April 13, 2024

When I saw “The Blind Assassin” by Margaret Atwood on my Contemporary Fiction syllabus, I was floored. For the first time in the history of my English major, I was assigned a book that I was planning on reading anyway. After reading “The Handmaid’s Tale,” another of Atwood’s novels, my expectations were high for this book. And boy, did it deliver.

This book is all over the place, but in a good way. There are three narratives that this book switches between: Iris’s present-day life as an 80-year-old woman, Iris’s life story and chapters from a science fiction book called The Blind Assassin written by Iris’s sister. Don’t ask me how the story of a dying woman, her debutant days and the tale of Planet Zycron work so well together because I honestly don’t know. Somehow, all three narratives sucked me in equally, and I was able to finish all 560 pages well before the deadline.

Just so you’re not totally lost, here’s as good of a plot summary as I can give: Iris is an old woman who will soon die of heart failure. She grew up in a mansion that her family has held for generations with her father and her younger sister Laura. On the first page, it’s revealed that Laura killed herself by driving off of a bridge when she was in her early 20’s. After Laura’s death, Iris discovered the manuscript for Laura’s science fiction story, which she decides to publish for Laura posthumously. As you work through Iris’s life story and the chapters of “The Blind Assassin,” incredible secrets are revealed and Iris’s present-day life starts to make more sense.

If that sounds like a lot, it’s because it is. This book definitely requires the reader to pay attention because it gets really complicated at times. But Atwood’s writing makes it all worth it, specifically when she describes the female experience. Iris, like many women of her class in the 1940’s, was unhappily married to a much older man. The way her husband treats her seemed to me like a metaphor for how all women are restricted because of the way men dominate the world. Iris is held captive by the expectations of high society in a way that translates very well to the present day. 

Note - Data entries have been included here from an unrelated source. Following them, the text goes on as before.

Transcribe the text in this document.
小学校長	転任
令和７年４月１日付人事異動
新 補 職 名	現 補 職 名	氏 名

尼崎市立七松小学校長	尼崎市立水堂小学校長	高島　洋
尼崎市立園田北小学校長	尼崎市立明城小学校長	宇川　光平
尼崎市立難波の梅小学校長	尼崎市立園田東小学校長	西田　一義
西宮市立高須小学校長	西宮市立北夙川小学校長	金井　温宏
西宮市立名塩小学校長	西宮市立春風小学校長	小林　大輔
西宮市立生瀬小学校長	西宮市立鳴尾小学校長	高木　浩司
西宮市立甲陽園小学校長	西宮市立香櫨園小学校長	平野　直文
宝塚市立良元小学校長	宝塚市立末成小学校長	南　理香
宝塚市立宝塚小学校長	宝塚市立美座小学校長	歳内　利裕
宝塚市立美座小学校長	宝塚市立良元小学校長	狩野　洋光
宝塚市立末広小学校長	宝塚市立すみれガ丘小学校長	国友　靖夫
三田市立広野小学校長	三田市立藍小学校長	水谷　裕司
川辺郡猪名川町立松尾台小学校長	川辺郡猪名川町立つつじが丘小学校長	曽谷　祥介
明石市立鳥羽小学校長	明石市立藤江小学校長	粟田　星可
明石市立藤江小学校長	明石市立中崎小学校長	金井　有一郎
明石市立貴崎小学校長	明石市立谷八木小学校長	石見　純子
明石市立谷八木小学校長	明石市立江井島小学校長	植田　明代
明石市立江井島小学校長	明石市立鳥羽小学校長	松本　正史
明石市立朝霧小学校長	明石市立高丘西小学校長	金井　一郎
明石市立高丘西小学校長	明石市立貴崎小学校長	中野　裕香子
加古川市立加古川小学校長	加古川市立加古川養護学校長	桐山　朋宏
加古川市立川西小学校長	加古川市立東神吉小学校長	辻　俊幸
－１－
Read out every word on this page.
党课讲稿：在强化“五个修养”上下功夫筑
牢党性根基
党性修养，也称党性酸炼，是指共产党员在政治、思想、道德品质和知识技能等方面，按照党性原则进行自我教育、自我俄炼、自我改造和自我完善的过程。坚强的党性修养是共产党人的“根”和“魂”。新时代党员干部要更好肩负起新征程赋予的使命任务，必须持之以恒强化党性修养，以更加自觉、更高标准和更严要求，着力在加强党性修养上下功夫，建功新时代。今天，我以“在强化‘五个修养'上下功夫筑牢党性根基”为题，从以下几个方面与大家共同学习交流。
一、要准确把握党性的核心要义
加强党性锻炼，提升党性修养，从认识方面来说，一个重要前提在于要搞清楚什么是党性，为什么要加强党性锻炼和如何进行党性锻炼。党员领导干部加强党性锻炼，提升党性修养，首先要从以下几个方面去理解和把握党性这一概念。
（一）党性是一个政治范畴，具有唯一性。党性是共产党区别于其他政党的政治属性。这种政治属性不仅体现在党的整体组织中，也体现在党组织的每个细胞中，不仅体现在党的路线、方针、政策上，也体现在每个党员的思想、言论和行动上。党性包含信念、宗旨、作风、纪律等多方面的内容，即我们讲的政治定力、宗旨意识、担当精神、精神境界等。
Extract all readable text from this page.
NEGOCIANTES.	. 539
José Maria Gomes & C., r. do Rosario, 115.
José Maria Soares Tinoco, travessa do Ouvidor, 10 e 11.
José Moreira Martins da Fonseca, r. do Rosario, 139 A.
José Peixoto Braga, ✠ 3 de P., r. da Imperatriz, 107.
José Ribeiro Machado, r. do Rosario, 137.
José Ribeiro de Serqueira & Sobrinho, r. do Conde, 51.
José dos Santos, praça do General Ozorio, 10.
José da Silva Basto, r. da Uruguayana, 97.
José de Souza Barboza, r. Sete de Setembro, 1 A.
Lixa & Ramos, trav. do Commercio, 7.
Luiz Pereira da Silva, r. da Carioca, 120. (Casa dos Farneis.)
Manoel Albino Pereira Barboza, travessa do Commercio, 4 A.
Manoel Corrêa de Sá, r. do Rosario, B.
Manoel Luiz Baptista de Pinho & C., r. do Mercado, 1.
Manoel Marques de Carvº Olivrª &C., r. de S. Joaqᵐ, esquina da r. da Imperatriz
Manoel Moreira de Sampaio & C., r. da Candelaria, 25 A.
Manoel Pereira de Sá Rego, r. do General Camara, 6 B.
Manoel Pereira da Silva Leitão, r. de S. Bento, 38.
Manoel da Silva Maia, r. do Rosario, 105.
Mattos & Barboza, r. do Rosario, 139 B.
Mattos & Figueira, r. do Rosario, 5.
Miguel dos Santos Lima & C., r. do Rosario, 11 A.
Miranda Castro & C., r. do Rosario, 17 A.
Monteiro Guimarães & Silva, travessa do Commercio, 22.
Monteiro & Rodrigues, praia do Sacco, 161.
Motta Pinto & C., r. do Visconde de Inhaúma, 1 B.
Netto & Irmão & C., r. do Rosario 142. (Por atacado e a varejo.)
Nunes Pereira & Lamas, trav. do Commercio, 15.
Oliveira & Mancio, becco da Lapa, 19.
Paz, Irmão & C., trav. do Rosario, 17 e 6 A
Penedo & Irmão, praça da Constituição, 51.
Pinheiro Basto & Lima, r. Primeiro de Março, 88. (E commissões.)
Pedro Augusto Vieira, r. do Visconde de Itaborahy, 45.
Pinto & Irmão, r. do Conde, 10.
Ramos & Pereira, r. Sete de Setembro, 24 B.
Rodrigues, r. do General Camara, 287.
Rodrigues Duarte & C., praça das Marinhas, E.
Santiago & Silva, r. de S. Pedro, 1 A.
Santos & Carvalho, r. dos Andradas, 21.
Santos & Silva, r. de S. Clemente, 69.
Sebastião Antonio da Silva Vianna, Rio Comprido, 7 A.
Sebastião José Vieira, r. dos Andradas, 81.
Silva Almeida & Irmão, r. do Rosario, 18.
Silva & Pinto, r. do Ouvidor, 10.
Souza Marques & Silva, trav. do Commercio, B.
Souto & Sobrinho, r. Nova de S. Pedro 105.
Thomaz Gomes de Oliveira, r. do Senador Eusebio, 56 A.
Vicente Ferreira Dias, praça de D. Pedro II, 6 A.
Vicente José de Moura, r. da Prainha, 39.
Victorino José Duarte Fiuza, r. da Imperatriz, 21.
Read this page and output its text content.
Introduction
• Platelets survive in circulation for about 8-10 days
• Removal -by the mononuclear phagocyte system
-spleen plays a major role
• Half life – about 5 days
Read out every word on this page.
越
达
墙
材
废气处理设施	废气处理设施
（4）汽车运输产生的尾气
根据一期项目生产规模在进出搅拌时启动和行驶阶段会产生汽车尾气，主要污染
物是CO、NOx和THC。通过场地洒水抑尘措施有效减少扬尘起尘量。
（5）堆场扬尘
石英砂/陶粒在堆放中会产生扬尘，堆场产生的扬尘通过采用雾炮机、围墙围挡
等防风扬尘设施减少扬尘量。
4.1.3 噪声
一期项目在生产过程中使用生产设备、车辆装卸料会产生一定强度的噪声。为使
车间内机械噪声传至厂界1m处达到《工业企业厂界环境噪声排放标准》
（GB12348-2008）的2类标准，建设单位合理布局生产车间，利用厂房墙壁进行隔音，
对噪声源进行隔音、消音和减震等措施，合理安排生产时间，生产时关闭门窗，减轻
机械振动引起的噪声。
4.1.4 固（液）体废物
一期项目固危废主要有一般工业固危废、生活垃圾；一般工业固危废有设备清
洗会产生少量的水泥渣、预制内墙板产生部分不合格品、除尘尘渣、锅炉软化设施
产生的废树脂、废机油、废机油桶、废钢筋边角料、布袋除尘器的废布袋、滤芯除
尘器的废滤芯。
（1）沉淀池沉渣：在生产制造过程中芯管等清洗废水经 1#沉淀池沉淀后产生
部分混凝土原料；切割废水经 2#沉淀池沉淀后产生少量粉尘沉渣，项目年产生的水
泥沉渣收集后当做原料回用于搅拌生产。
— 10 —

The plot of these three interlaced stories is intriguing, but what really got to me was Atwood’s writing style: this book is a piece of art. On every other page, there was a line that blew my mind. I highlighted so many “favorite lines” in this book that half the pages are completely drenched in fluorescent yellow. This may not be the easiest read, but the best books rarely are. If you’re a washed-up science fiction addict who doesn’t know what to say when someone asks you, “what’s your favorite novel,” this book is the perfect place to start.